Temple House had been on my mind since Thanksgiving. Nick, up from New York City with his family for the holidays, suggested, as we played billiards after dinner, that we ought to be thinking about what was going to happen to the house after our mother passes. Neither of us would reside there. Would the University accept a donation? Or the Historical Society? Probably both would if we pledged enough capital to insure the maintenance, in perpetuity, of the house with its outbuildings and its two acres of landscaped grounds, ancient copper beeches, elms, oaks, and mock cherry trees, and formal gardens.
Since our conversation, my mind had been uneasy as to the inevitable change. For six generations, the mansion had been not Temple House to our family but our home. Even now, there stirred within me a pang of family pride. Sitting on the highest ground of Providence’s historic East Side, with views to Narragansett Bay and a downtown where the oldest structures are still known as Temple Bank and Temple Exchange, Temple House, a paragon of early American design and craftsmanship, rightly deserves the compliment bestowed by John Quincy Adams: the “most elegant formal house in New England.”

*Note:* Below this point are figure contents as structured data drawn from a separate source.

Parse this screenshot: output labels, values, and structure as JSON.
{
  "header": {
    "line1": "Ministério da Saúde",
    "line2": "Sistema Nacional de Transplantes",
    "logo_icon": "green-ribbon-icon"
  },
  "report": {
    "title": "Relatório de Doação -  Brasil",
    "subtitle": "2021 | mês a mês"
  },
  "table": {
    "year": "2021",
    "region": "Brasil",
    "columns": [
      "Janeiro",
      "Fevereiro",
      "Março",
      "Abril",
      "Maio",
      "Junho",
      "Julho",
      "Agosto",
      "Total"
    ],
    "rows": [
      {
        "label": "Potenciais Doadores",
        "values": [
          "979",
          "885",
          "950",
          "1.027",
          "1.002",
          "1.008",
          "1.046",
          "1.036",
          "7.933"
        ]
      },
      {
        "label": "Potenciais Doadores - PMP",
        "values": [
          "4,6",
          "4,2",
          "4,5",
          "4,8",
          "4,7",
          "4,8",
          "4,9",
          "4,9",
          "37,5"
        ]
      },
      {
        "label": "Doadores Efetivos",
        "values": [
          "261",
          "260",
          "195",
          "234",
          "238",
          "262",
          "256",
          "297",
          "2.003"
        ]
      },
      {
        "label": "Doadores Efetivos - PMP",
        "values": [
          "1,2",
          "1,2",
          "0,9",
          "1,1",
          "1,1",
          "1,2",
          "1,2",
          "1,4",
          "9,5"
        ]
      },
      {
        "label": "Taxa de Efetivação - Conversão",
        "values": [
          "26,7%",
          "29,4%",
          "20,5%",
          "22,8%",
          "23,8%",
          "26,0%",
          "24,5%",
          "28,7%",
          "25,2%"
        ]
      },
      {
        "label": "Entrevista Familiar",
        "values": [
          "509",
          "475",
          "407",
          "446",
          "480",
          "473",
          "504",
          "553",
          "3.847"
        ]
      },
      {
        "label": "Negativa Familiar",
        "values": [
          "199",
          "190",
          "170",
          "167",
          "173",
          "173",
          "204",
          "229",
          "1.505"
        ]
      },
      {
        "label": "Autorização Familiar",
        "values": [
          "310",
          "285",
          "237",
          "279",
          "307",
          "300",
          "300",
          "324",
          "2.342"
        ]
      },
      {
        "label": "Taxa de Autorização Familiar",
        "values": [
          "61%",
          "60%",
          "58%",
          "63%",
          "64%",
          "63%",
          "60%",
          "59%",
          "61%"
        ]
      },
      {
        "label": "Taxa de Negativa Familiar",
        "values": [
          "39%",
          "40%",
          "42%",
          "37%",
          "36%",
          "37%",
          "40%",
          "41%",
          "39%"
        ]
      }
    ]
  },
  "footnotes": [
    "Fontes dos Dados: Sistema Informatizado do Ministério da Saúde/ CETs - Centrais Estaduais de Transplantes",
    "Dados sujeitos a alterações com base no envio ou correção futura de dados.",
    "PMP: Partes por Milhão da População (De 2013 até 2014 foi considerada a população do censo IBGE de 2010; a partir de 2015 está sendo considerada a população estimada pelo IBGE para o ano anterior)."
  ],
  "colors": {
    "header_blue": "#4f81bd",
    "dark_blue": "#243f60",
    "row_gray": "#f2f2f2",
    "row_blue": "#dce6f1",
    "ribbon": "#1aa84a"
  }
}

An impatient car horn on Benefit Street ended my rumination. I resumed my walk up the drive, past beds of impatiens and nasturtiums, to a turn-around in front of a four stall garage and a narrower continuation that ran under a porte-cochere at the rear of the house. My mother’s ten year old Volvo station wagon was missing from the drive which meant she had already left for English tea, bite-sized sandwiches or sponge cake, and gossip at the home of my maiden aunt a few blocks away on John Street. I unlocked the door, wiped my shoes on the cocoa mat, and went through the rear hall, pantry, and kitchen to the spacious center hall. Its massive crystal chandelier was, as usual, unlit and what sparse light there was passed through the famously decorated stained glass window—Rhode Island’s state seal of a golden anchor wrapped by a banner proclaiming “Hope”—over the double front doors. Sylvia was sitting on a bench under a seascape of storm driven surf by William Troast Richards, her green cardigan sweater covering her more than ample figure. Next to her, almost hidden by her bulk, was Reverend Thomas.